Horner's Syndrome Indicates a Lesion on the Same Side as the Symptoms
Horner's syndrome always indicates a lesion on the ipsilateral (same) side as the clinical signs due to the anatomy of the sympathetic pathway. 1 This is because the oculosympathetic pathway travels on the same side of the body from the hypothalamus through the brainstem, spinal cord, sympathetic chain, and ultimately to the eye and face.
Anatomical Basis of Horner's Syndrome
Horner's syndrome results from interruption of the three-neuron oculosympathetic pathway:
- First-order (central) neuron: Originates in the hypothalamus and descends through the brainstem to the spinal cord
- Second-order (preganglionic) neuron: Exits the spinal cord at T1-T2 and ascends through the sympathetic chain to the superior cervical ganglion
- Third-order (postganglionic) neuron: Travels from the superior cervical ganglion along the internal carotid artery to the eye
When a tumor or other lesion compresses or damages any part of this pathway, it produces the classic triad of symptoms on the same side as the lesion:
- Ptosis (drooping eyelid)
- Miosis (pupillary constriction)
- Anhidrosis (reduced sweating)
Clinical Significance and Localization
The location of Horner's syndrome can help determine the underlying cause:
Central lesions: Affect the first-order neuron in the brainstem or hypothalamus
- Often accompanied by other neurological deficits
- Common causes: stroke, multiple sclerosis, tumors
Preganglionic lesions: Affect the second-order neuron in the thoracic spinal cord, lung apex, or neck
- Most concerning for malignancy (e.g., Pancoast tumor)

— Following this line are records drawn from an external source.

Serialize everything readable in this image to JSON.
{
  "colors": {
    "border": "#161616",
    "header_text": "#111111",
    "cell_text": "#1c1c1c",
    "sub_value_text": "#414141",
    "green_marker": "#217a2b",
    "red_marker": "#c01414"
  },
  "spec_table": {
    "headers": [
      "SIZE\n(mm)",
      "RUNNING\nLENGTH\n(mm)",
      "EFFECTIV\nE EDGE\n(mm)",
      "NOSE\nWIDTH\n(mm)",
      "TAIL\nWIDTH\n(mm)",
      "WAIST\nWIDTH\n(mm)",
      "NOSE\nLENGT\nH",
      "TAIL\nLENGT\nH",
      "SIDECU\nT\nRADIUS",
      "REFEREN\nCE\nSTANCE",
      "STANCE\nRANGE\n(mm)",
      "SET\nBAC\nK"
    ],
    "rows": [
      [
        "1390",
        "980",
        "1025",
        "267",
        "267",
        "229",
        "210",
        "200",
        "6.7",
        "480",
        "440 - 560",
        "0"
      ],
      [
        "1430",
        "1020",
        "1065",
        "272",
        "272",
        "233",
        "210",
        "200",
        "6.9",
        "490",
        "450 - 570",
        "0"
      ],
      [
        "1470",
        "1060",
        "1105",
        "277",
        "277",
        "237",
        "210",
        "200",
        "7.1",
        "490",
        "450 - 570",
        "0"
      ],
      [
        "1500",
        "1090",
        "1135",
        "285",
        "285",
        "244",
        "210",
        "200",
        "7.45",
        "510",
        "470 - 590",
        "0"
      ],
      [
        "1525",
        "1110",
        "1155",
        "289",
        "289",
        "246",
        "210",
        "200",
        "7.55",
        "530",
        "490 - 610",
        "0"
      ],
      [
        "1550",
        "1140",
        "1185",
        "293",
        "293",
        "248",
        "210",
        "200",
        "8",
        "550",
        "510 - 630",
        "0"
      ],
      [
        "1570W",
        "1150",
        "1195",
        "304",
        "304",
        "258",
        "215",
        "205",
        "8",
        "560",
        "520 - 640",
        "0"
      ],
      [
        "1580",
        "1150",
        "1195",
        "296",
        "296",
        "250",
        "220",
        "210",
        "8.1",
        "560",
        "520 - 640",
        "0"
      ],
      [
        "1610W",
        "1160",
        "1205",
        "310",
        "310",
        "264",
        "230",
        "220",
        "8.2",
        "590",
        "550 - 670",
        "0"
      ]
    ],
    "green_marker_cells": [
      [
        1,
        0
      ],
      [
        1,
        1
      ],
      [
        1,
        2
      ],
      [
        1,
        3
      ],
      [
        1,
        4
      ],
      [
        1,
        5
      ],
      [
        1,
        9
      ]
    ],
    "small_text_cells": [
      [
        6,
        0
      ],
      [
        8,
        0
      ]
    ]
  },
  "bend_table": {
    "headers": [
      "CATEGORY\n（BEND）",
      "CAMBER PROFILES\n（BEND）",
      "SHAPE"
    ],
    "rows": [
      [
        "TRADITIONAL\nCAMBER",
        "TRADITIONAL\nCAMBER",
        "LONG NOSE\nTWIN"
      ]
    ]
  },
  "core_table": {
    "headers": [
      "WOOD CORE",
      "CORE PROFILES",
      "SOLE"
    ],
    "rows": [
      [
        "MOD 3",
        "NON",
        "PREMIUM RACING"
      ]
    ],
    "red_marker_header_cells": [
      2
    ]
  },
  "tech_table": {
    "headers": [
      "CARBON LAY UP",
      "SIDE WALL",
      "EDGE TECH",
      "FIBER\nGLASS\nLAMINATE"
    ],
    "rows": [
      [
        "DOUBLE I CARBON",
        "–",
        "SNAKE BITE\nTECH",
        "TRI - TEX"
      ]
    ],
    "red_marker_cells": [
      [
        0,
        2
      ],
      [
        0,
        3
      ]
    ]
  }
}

- As noted in the ACCP guidelines, superior sulcus (Pancoast) tumors may invade the stellate ganglion causing Horner's syndrome 2
Postganglionic lesions: Affect the third-order neuron along the carotid artery or in the cavernous sinus
- Often caused by carotid dissection, cavernous sinus pathology
Diagnostic Approach
When Horner's syndrome is identified, imaging should be targeted to the suspected location of the lesion:
- MRI: Recommended for suspected central or preganglionic lesions 1
- CT/CTA: Preferred for suspected vascular causes 1
- MRA: Indicated for suspected carotid or vertebral artery dissection 1
Tumor-Related Horner's Syndrome
When Horner's syndrome is caused by a tumor, it is always on the same side as the symptoms:
Pancoast tumors: The ACCP guidelines specifically note that Horner's syndrome in lung cancer results from invasion of the stellate ganglion on the same side 2
Metastatic disease: Case reports demonstrate that metastatic breast cancer causing Horner's syndrome affects the ipsilateral sympathetic pathway 3, 4
Common Pitfalls and Misconceptions
Confusing with other causes of ptosis: Horner's syndrome must be distinguished from other causes of ptosis through careful examination of pupil size and sweating patterns.
Overlooking subtle signs: The anhidrosis component may be subtle or difficult to detect, especially in postganglionic lesions.
Assuming benign causes: New-onset Horner's syndrome should always prompt a thorough investigation for malignancy, especially in adults with risk factors.
Iatrogenic causes: Surgical procedures in the neck region can damage the sympathetic chain, resulting in Horner's syndrome on the same side as the surgery 5, 6
In conclusion, Horner's syndrome is a valuable localizing sign in neurological examination, always indicating pathology on the ipsilateral side of the clinical findings. Proper recognition and understanding of this relationship is crucial for accurate diagnosis and appropriate management of potentially serious underlying conditions.